Last week I had the privilege of attending the UCD Lyons research farm with a discussion group from Limerick.
The Lyons UCD trial herd was established to investigate the potential of an alternative higher input system of milk production to the grass-based model being advocated by Teagasc. The reasons for establishing the trial include: (i) concerns about increasing dairy numbers and environmental emissions; (ii) facilitating farm expansion post EU-milk quota removal for land limited and fragmented farms; and (iii) lack of available skilled labour on farms to deal with expanding animal numbers.
Both the UCD Lyons system and the Teagasc system have many similarities and the following principles are common to each: high grass utilisation, high EBI herds and compact spring calving systems. The main difference between the two systems is regarding the level of input and output.
Lyons UCD is feeding 1,500kgs of concentrate/cow and selling 600kgs milk solids/cow, whereas the Teagasc model is based on 400kgs concentrate and selling 475kgs milk solids/cow.
There are pros and cons to both systems. The UCD system is likely to give greater returns in a good milk price year, whereas the Teagasc model may prove more profitable on a low milk price year.
The Teagasc model is based on the farmer taking two months off from milking duties in December and January whereas the UCD model is based on every cow milking for 305days, regardless of calving date, which inevitably starting the milking machine every day of the year.
So which system is more profitable? Profit monitor data will generally tend to suggest that both systems can be equally profitable when run at high levels of efficiency.
Anecdotally, at a profit monitor meeting last spring with one of my discussion groups, the two most profitable farmers were the ones with highest level of meal feeding per cow and the man with the lowest level of meal feeding per cow, but both were excellent farmers running their farms at extremely high levels of efficiency.
As can be seen from Table 1, nationally we are feeding our cows 1,008kgs per cow, so our cows are already getting a decent amount of feed.
However, we are only getting 372kgs of milk solids of a return from our cows for this level of meal feeding.
Feeding high levels of meal can be economical as long as the cow is giving it back to you in the form of milk.
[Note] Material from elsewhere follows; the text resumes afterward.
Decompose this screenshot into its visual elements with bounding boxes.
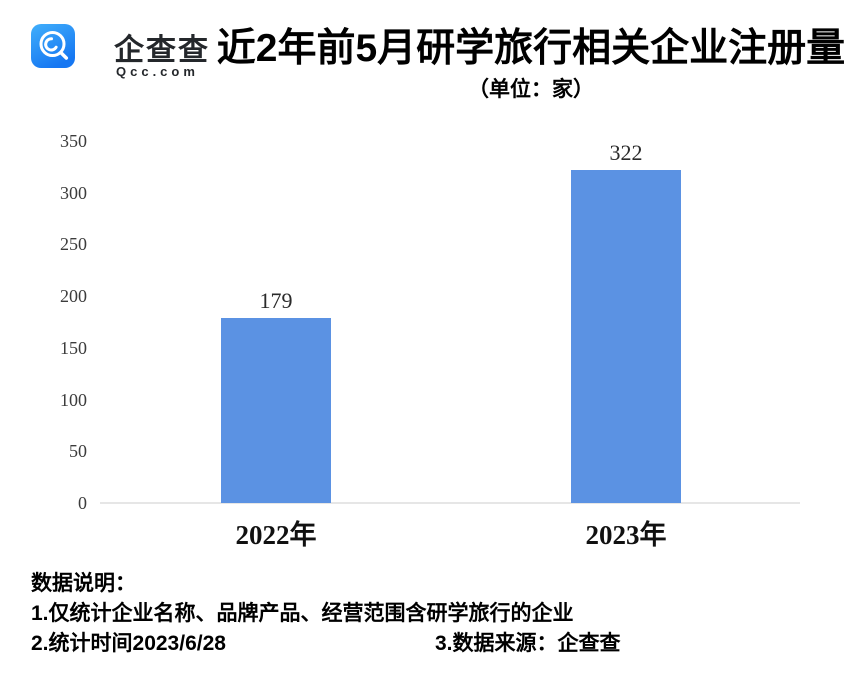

However, the figures in the table below tend to suggest that on a national level, we are not getting the milk back from the cow to the extent that we should be.
The Teagasc model has often drawn criticism from many quarters mainly due to the low level of meal feeding advocated. However, this model of dairying is a low risk model capable of surviving the ups and downs of milk price.
As the national research and advisory body, it would not be prudent of us to be advising farmers across the country to increase the already high level of meal feeding to push our national milk output per cow to achieve a probable figure of barely in excess of 400kgs milk solids per cow.
The economics of this simply would not stack up.
In light of this, is there a role for the Lyons UCD model in an Irish dairying context? Yes, there is, but only on farms that are run at the very highest level of technical efficiency.